Udine, 2 dicembre - Il Piano programmatico 2016-2018 di interventi per il sistema dell'Università e dell'Alta Ricerca, approvato oggi dalla Giunta regionale del Friuli Venezia Giulia su proposta dell'assessore competente Loredana Panariti, prevede complessivamente per il 2016 4,5 milioni di euro a favore dei tre Atenei (Università di Trieste, di Udine e Scuola Internazionale Superiore di Studi Avanzati / SISSA di Trieste) e 500.000,00 euro per i due Conservatori (Tartini di Trieste e Tomadini di Udine).

Di questi, una parte sono destinati a iniziative istituzionali (1,97 milioni); a progetti di ricerca e trasferimento tecnologico (750.000,00); a iniziative di innovazione organizzativa e gestionale (1,76 milioni); a orientamento universitario (20.000,00 euro). Di queste risorse, 250.000,00 euro sono destinati alle sedi decentrate di Pordenone e Gorizia (cumulative dei due Atenei).

A questo stanziamento di 4,5 milioni di euro si aggiungono le risorse destinate a infrastrutture di ricerca, pari complessivamente a 1.750.000,00 euro. Serviranno per potenziare in un'ottica di integrazione, a beneficio dell'intero sistema universitario del Friuli Venezia Giulia, il Laboratorio regionale di Meccatronica Avanzata (LAMA), gestito dall'Università di Udine (250.000,00 euro); l'infrastruttura High Performance Computing (HPC) della SISSA di Trieste, con incremento del potenziale di calcolo e della capacità di rete (1.000.000,00 euro); l'infrastruttura di Microscopia dell'Università degli Studi di Trieste (500.000,00 euro).

Per l'anno 2017 sono confermate le risorse 2016 (4,5 milioni per le Università di Trieste e di Udine e per la SISSA di Trieste) per la parte corrente e vengono aggiunte risorse per 500.000,00 euro a favore delle infrastrutture di ricerca.

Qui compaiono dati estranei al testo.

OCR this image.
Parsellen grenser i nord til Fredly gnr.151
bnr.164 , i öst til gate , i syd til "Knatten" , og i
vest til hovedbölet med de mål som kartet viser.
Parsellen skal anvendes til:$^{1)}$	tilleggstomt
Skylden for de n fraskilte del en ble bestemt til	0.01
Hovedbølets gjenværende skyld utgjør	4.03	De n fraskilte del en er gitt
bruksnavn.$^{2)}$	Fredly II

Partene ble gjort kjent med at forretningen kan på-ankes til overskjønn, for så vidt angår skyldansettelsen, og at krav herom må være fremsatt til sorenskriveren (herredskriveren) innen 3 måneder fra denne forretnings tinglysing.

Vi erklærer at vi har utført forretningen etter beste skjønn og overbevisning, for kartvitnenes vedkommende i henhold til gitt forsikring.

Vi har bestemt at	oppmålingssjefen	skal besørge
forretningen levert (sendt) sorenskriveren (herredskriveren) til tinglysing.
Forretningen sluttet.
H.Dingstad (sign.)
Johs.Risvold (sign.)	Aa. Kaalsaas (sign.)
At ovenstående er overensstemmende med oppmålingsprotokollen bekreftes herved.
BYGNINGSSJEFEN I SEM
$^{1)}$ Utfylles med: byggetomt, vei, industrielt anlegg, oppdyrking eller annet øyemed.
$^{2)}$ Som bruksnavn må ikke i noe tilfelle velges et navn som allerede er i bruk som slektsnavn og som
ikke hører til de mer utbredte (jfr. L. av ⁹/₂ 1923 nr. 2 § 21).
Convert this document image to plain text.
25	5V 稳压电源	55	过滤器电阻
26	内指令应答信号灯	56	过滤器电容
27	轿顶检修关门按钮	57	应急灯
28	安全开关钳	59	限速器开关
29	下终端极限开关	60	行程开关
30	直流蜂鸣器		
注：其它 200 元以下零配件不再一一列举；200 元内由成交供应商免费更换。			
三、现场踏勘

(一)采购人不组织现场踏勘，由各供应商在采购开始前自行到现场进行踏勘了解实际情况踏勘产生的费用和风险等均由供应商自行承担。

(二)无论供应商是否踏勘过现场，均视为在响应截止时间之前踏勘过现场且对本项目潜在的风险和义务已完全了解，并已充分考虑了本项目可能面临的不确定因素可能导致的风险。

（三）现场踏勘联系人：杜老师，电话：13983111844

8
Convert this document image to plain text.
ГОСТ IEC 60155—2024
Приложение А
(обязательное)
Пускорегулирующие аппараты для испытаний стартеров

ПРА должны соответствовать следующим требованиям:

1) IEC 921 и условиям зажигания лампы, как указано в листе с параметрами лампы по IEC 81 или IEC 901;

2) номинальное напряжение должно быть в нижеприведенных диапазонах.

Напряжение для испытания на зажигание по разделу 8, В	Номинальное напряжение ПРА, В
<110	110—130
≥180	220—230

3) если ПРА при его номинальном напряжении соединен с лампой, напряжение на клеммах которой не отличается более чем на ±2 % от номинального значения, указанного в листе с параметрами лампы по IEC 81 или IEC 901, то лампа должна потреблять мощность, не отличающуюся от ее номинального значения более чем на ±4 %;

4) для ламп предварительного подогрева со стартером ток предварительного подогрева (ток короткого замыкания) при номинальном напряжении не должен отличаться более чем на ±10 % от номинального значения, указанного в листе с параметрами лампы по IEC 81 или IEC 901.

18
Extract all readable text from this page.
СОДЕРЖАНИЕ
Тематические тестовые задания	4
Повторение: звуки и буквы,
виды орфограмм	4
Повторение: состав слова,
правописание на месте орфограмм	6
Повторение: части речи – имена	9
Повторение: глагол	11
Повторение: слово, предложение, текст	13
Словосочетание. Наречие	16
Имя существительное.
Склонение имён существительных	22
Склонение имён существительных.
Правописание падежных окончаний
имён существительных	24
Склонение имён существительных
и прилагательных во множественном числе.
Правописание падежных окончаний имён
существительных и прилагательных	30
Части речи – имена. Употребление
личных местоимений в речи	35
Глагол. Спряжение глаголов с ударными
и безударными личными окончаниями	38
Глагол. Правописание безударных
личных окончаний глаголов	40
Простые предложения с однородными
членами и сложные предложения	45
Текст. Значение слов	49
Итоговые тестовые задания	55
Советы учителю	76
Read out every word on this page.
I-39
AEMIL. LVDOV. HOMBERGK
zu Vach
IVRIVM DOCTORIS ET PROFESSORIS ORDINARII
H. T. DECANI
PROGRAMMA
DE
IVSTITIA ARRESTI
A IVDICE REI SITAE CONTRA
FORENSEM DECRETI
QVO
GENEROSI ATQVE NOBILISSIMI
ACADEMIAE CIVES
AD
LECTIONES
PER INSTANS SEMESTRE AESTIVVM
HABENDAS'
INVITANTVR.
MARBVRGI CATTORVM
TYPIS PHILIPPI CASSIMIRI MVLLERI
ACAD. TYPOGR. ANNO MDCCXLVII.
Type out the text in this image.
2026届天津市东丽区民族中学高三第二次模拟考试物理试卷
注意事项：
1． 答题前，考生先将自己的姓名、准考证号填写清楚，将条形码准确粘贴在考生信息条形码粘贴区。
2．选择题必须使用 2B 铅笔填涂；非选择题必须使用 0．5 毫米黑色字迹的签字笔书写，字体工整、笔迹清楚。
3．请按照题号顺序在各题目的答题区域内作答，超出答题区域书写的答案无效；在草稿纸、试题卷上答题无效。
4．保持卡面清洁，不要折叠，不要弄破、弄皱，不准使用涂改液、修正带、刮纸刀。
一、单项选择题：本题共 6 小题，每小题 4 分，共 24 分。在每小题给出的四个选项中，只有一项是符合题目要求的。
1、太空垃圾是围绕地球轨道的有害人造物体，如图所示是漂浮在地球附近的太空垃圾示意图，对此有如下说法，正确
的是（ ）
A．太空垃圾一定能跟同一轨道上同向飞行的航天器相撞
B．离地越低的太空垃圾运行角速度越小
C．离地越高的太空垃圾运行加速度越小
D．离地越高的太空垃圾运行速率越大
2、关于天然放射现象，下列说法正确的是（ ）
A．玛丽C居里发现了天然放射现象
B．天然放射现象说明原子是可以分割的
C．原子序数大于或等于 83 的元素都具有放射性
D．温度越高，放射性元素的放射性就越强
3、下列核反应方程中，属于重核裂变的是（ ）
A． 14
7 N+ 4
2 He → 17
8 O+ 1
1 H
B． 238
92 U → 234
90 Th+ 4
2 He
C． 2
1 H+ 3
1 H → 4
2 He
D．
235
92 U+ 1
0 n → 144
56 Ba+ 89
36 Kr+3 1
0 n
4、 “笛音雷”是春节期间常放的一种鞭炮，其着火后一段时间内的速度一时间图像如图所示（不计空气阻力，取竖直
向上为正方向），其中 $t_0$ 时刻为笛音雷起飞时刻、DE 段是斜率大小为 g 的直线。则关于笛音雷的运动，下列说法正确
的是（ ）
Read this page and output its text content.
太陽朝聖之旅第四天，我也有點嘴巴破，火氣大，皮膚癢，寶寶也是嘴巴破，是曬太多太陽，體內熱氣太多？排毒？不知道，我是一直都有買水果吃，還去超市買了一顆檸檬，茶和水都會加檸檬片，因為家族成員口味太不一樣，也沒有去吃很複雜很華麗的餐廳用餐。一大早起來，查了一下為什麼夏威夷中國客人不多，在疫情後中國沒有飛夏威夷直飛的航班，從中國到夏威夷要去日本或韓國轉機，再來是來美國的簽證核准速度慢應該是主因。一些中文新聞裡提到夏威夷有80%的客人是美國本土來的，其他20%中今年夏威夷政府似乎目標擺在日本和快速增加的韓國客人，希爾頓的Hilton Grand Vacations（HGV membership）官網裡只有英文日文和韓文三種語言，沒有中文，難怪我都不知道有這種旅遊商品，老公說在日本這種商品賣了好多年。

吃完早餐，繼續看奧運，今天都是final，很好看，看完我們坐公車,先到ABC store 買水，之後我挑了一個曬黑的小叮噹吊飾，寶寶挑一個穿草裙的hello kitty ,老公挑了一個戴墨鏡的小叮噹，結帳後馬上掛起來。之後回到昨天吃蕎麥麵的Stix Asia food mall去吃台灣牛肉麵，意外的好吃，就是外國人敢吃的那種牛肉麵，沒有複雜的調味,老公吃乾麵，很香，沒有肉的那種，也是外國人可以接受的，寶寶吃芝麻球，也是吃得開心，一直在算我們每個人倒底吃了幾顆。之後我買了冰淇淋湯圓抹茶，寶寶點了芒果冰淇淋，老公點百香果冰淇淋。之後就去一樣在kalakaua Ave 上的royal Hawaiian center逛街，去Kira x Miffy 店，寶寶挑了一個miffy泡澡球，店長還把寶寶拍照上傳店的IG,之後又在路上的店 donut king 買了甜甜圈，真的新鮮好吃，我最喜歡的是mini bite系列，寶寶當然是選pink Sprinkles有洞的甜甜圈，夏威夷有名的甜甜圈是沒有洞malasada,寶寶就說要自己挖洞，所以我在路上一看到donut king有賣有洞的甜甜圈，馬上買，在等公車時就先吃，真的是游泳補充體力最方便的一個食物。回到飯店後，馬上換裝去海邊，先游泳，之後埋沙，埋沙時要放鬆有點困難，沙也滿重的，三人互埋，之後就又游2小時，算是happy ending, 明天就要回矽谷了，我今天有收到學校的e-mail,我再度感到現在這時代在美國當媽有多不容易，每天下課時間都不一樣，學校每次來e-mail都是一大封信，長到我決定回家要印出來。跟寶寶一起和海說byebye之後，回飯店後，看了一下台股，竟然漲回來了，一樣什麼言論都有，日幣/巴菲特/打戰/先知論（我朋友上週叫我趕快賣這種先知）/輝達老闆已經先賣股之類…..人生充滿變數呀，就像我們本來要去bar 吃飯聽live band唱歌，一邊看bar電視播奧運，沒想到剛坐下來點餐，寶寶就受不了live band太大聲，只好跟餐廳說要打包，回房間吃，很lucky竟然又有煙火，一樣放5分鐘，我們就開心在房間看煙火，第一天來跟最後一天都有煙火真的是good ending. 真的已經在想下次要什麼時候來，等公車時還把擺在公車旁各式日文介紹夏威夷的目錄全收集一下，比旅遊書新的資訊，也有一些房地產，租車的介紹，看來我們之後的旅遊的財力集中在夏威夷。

"C'è grande soddisfazione perché la legge regionale sul finanziamento del sistema universitario (2/2011) arriva finalmente a compimento con il Regolamento e il programma triennale approvato oggi: l'obiettivo è aumentare l'attrattività e la qualità del nostro sistema, la possibilità di accedere anche a risorse extraregionali e il potenziamento delle infrastrutture di ricerca", spiega Panariti, aggiungendo che "si tratta di un percorso che comunque dopo il triennio potrà prevedere monitoraggi finalizzati a distribuire premialità in proporzione ai risultati ottenuti".